Throughout the conference various vital issues were raised, exposing rather actionable ideas necessary for handling climate risk sustainably, but more importantly involving viable stakeholders, who have been taking keen interest in studying African climates and uncertainties, impacting development plans.

Dr Robert Manteaw- Research Fellow -University of Ghana, with significant experience in climate change resilience, came forth with a rather robust angle on exploring co-production of knowledge, that integrates an ignored aspect across African communities and that is data.

Dr Manteaw’s idea reflects on climate-informed decision making in data-poor environments: enhancing climate risk management through knowledge co-production Networks in Local Communities in Africa.

According to Dr Manteaw data-poor environment or data poverty, is rather the absence of long-term planning organization of information to make it usable and fashionable for decision making.

“A lot of adaptation efforts in Africa, in particular, are constrained, by the fact that we lack data on climate information services,” Dr Manteaw comments.

According to Dr. Manteaw, due to lack of respective data across Africa, smallholder farmers are left with no choice and tend to rely on their own experiences and knowledge in their practices.

Additionally, when it comes to various efforts within climate change adaptation grounds (which is a climate risk monument), these efforts have proven to be incoherent, due to lack of reliable, accessible and salient information.

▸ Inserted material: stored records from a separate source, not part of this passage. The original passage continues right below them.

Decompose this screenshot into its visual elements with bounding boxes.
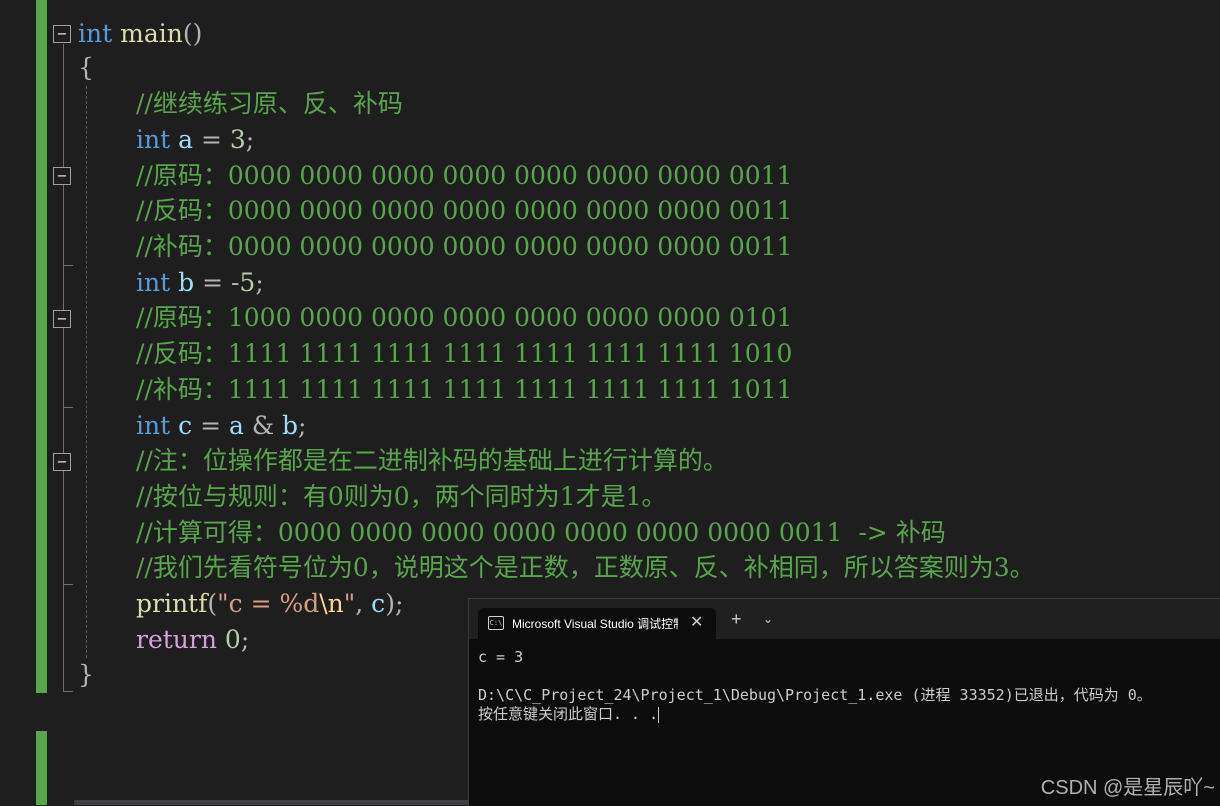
punctuation: ; <box>240 625 250 654</box>
watermark: CSDN @是星辰吖~ <box>1040 777 1215 799</box>
comment-line[interactable]: //原码：0000 0000 0000 0000 0000 0000 0000 … <box>136 158 792 194</box>
punctuation: ; <box>245 125 255 154</box>
operator: = <box>192 411 229 440</box>
punctuation: ( <box>207 589 218 618</box>
keyword: int <box>136 125 171 154</box>
console-prompt: 按任意键关闭此窗口. . . <box>478 705 659 723</box>
console-output: D:\C\C_Project_24\Project_1\Debug\Projec… <box>478 686 1152 704</box>
number: 5 <box>239 268 256 297</box>
indent-guide <box>86 86 87 658</box>
console-tab-title: Microsoft Visual Studio 调试控制台 <box>512 617 678 631</box>
keyword: return <box>136 625 217 654</box>
string: " <box>343 589 356 618</box>
variable: c <box>178 411 193 440</box>
string: "c = %d <box>217 589 320 618</box>
code-line[interactable]: return 0; <box>136 622 249 658</box>
keyword: int <box>136 268 171 297</box>
comment-line[interactable]: //按位与规则：有0则为0，两个同时为1才是1。 <box>136 479 666 515</box>
operator: = - <box>194 268 240 297</box>
collapse-main-icon[interactable]: − <box>53 25 71 43</box>
debug-console-window: C:\ Microsoft Visual Studio 调试控制台 ✕ + ⌄ … <box>468 598 1220 806</box>
brace: } <box>78 660 94 689</box>
terminal-icon: C:\ <box>488 616 504 630</box>
console-titlebar: C:\ Microsoft Visual Studio 调试控制台 ✕ + ⌄ <box>469 599 1220 639</box>
code-line[interactable]: { <box>78 50 94 86</box>
change-bar-bottom <box>36 731 47 805</box>
comment-line[interactable]: //反码：0000 0000 0000 0000 0000 0000 0000 … <box>136 193 792 229</box>
keyword: int <box>136 411 171 440</box>
outline-end <box>63 407 73 408</box>
code-line[interactable]: int main() <box>78 16 202 52</box>
operator: & <box>243 411 283 440</box>
outline-end <box>63 265 73 266</box>
new-tab-button[interactable]: + <box>731 610 742 628</box>
number: 3 <box>229 125 246 154</box>
code-line[interactable]: int c = a & b; <box>136 408 306 444</box>
comment-line[interactable]: //补码：1111 1111 1111 1111 1111 1111 1111 … <box>136 372 792 408</box>
variable: b <box>282 411 299 440</box>
brace: { <box>78 53 94 82</box>
collapse-comment-icon[interactable]: − <box>53 453 71 471</box>
comment-line[interactable]: //计算可得：0000 0000 0000 0000 0000 0000 000… <box>136 515 946 551</box>
collapse-comment-icon[interactable]: − <box>53 167 71 185</box>
comment-line[interactable]: //继续练习原、反、补码 <box>136 86 403 122</box>
code-line[interactable]: printf("c = %d\n", c); <box>136 586 403 622</box>
console-output: c = 3 <box>478 648 524 666</box>
punctuation: ); <box>385 589 404 618</box>
keyword: int <box>78 19 113 48</box>
collapse-comment-icon[interactable]: − <box>53 310 71 328</box>
escape-sequence: \n <box>319 589 344 618</box>
change-bar-top <box>36 0 47 693</box>
punctuation: , <box>355 589 372 618</box>
chevron-down-icon[interactable]: ⌄ <box>763 612 773 626</box>
operator: = <box>193 125 230 154</box>
variable: c <box>371 589 386 618</box>
function-name: main <box>120 19 183 48</box>
comment-line[interactable]: //我们先看符号位为0，说明这个是正数，正数原、反、补相同，所以答案则为3。 <box>136 550 1035 586</box>
horizontal-scrollbar[interactable] <box>74 800 474 805</box>
code-line[interactable]: } <box>78 657 94 693</box>
comment-line[interactable]: //原码：1000 0000 0000 0000 0000 0000 0000 … <box>136 300 792 336</box>
function-name: printf <box>136 589 208 618</box>
punctuation: ; <box>255 268 264 297</box>
outline-end <box>63 691 73 692</box>
punctuation: () <box>182 19 203 48</box>
variable: a <box>228 411 244 440</box>
punctuation: ; <box>298 411 307 440</box>
variable: a <box>178 125 194 154</box>
comment-line[interactable]: //反码：1111 1111 1111 1111 1111 1111 1111 … <box>136 336 792 372</box>
outline-end <box>63 584 73 585</box>
code-line[interactable]: int a = 3; <box>136 122 254 158</box>
outline-line <box>63 44 64 692</box>
code-line[interactable]: int b = -5; <box>136 265 264 301</box>
number: 0 <box>216 625 241 654</box>
close-icon[interactable]: ✕ <box>690 612 703 632</box>
comment-line[interactable]: //补码：0000 0000 0000 0000 0000 0000 0000 … <box>136 229 792 265</box>
console-output: 按任意键关闭此窗口. . . <box>478 705 660 724</box>
comment-line[interactable]: //注：位操作都是在二进制补码的基础上进行计算的。 <box>136 443 728 479</box>
text-cursor <box>658 706 660 723</box>
console-tab[interactable]: C:\ Microsoft Visual Studio 调试控制台 ✕ <box>478 608 716 639</box>
variable: b <box>178 268 195 297</box>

“This reflects the broader challenge we face a lot in our countries, the lack of a culture of systematic monitoring, collection and documentation of evidence-based data to support climate risk management or decision making,” he adds.

Data aversion and mismanagement is a concerned sub-culture in most of Africa, which implies lack of relevant information and learning cultures in managing climate risks. Systematic monitoring of data is a crucial aspect for entire Africa to hold-dear, whereby the inadequate capacities of nations across Africa to collect climate-based data for informed decisions.

Despite the latter, Dr. Manteaw—calls for the creation of a co-production of knowledge within communities, involving vital stakeholders such as extension officers and researchers to generate and validate new climate knowledge, but also establishment of farmers support groups to share farm-based operations and validate their ideas, on a more informed evidence-based data.

On the other hand, Ms. Emmah Mwangi – a climate researcher- International Centre for Humanitarian Affairs, highlighted crucial points within anticipatory drought risk management, expounding various challenges and prospects emerging in Kenya.